1. Assegurar, por todos os meios possíveis, a orientação política do Partido nas organizações de massa em que temos influência, principalmente às da classe operária, de jovens e mulheres. Neste sentido, desenvolver esforços junto a todas as organizações e personalidades políticas, religiosas e culturais que possam participar da luta antifascista, em maior ou menor medida.
A ditadura fascista quer evitar, por meio da violência a mais brutal, que a orientação política do Partido chegue ao povo brasileiro. É nosso dever impedir que isso aconteça.
2. Determinar que a reorganização do trabalho de direcção e do Partido esteja voltado para o interior do país. Neste processo de reorganização, o centro da actividade recairá, prioritariamente, na construção do Partido nas grandes empresas.
Devemos organizar os comunistas que vivem no exterior, de acordo com os princípios de organização de nosso Partido.
Ainda como elemento importante de nossa política de organização, devemos iniciar um trabalho planificado de formação de quadros marxistas-leninistas, a fim de que possamos, num futuro não muito distante, passar a conhecer melhor a realidade brasileira e aplicar correcta e criadoramente o marxismo-leninismo.
É um dos pontos importantes de nossa política de organização este trabalho ideológico. Visa também combater os erros e desvios por nós constatados, tais como: a concepção errónea do papel da classe operária na revolução; a subestimação do Partido, o não vê-lo como um partido operário por sua essência, indispensável à realização da ligação da teoria do comunismo científico com o movimento espontâneo da classe operária.

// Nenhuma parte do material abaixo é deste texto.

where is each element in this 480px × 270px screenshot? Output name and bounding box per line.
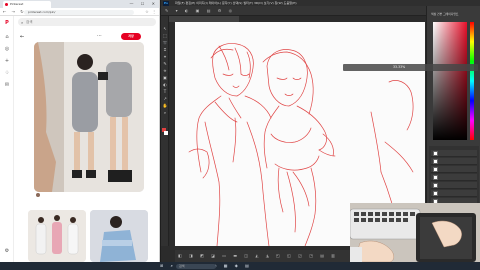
settings-icon[interactable]: ⚙ xyxy=(4,248,10,254)
brush-options-icon[interactable]: ✎ ▾ ◐ ▣ ▤ ⚙ ◎ xyxy=(165,8,235,13)
back-arrow-icon[interactable]: ← xyxy=(20,34,24,40)
zoom-tool-icon[interactable]: ⌕ xyxy=(163,110,168,115)
related-pin-1[interactable] xyxy=(28,210,86,262)
path-tool-icon[interactable]: ↗ xyxy=(163,96,168,101)
address-bar-row: ← → ↻ pinterest.com/pin/ ☆ ⋮ xyxy=(0,8,159,16)
messages-icon[interactable]: ✉ xyxy=(4,82,10,88)
search-input[interactable]: 검색 xyxy=(18,18,156,26)
layer-row[interactable] xyxy=(431,158,477,165)
layer-row[interactable] xyxy=(431,174,477,181)
nav-buttons-icon[interactable]: ← → ↻ xyxy=(3,9,26,14)
pin-photo-illustration xyxy=(34,42,144,192)
more-options-icon[interactable]: ··· xyxy=(97,33,102,39)
type-tool-icon[interactable]: T xyxy=(163,89,168,94)
ps-timeline-bar: ◧ ◨ ◩ ◪ ▭ ▬ ◫ ◭ ◮ ◰ ◱ ◲ ◳ ▤ ▥ xyxy=(175,250,355,262)
eraser-tool-icon[interactable]: ▣ xyxy=(163,75,168,80)
tab-title: Pinterest xyxy=(10,2,24,6)
url-input[interactable]: pinterest.com/pin/ xyxy=(24,9,134,15)
desk-tablet-photo-illustration xyxy=(350,203,480,262)
pinterest-sidebar: P ⌂ ◎ + ♢ ✉ ⚙ xyxy=(0,16,14,262)
browser-tab[interactable]: Pinterest xyxy=(3,1,51,8)
background-color-swatch[interactable] xyxy=(164,131,168,135)
related-pin-photo-illustration xyxy=(28,210,86,262)
layer-row[interactable] xyxy=(431,166,477,173)
save-button[interactable]: 저장 xyxy=(121,33,141,40)
pin-actions: ··· 저장 xyxy=(95,33,145,41)
create-icon[interactable]: + xyxy=(4,58,10,64)
zoom-indicator: 33.33% xyxy=(343,64,478,71)
color-picker-field[interactable] xyxy=(433,22,467,140)
extensions-icon[interactable]: ☆ ⋮ xyxy=(145,9,157,14)
brush-tool-icon[interactable]: ✎ xyxy=(163,61,168,66)
tab-bar: Pinterest — ☐ ✕ xyxy=(0,0,159,8)
photoshop-logo-icon: Ps xyxy=(163,0,169,6)
windows-taskbar: ⊞ ⌕ ◫ ▣ ◉ ◍ ▦ ◈ ▤ 검색 xyxy=(0,262,480,270)
related-pin-photo-illustration xyxy=(90,210,148,262)
gradient-tool-icon[interactable]: ◐ xyxy=(163,82,168,87)
related-pin-2[interactable] xyxy=(90,210,148,262)
avatar[interactable] xyxy=(36,193,40,197)
quick-actions-icon[interactable]: ◧ ◨ ◩ ◪ ▭ ▬ ◫ ◭ ◮ ◰ ◱ ◲ ◳ ▤ ▥ xyxy=(178,253,338,258)
move-tool-icon[interactable]: ↖ xyxy=(163,26,168,31)
hand-tool-icon[interactable]: ✋ xyxy=(163,103,168,108)
stamp-tool-icon[interactable]: ⟡ xyxy=(163,68,168,73)
search-icon: ⌕ xyxy=(21,19,24,25)
ps-toolbar: ↖ ⬚ ➰ ⌗ ⌖ ✎ ⟡ ▣ ◐ T ↗ ✋ ⌕ xyxy=(161,16,169,246)
pinterest-logo-icon[interactable]: P xyxy=(4,20,10,26)
color-panel-tabs[interactable]: 색상 견본 그레이디언트 xyxy=(431,12,459,16)
browser-window: Pinterest — ☐ ✕ ← → ↻ pinterest.com/pin/… xyxy=(0,0,160,262)
explore-icon[interactable]: ◎ xyxy=(4,46,10,52)
webcam-overlay xyxy=(350,203,480,262)
notifications-icon[interactable]: ♢ xyxy=(4,70,10,76)
pin-image[interactable] xyxy=(34,42,144,192)
home-icon[interactable]: ⌂ xyxy=(4,34,10,40)
lasso-tool-icon[interactable]: ➰ xyxy=(163,40,168,45)
eyedropper-tool-icon[interactable]: ⌖ xyxy=(163,54,168,59)
layer-row[interactable] xyxy=(431,182,477,189)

3. Nossa política no continente: organizar nossa actuação no continente, junto aos partidos irmãos e as organizações democráticas e patrióticas, com o objectivo de contribuir para a unidade de acção dos povos dos países irmãos, na luta contra o imperialismo norte-americano e sua ponta-de-lança no continente, a ditadura fascista do Brasil.
4. Solidariedade internacional. Desenvolver a luta pela intensificação da solidariedade internacional, em todas as regiões do mundo, visando criar, também no exterior, um grande movimento de opinião pública mundial contra o fascismo no Brasil. Esse trabalho deve estar voltado para os partidos irmãos e organizações de massa de âmbito internacional.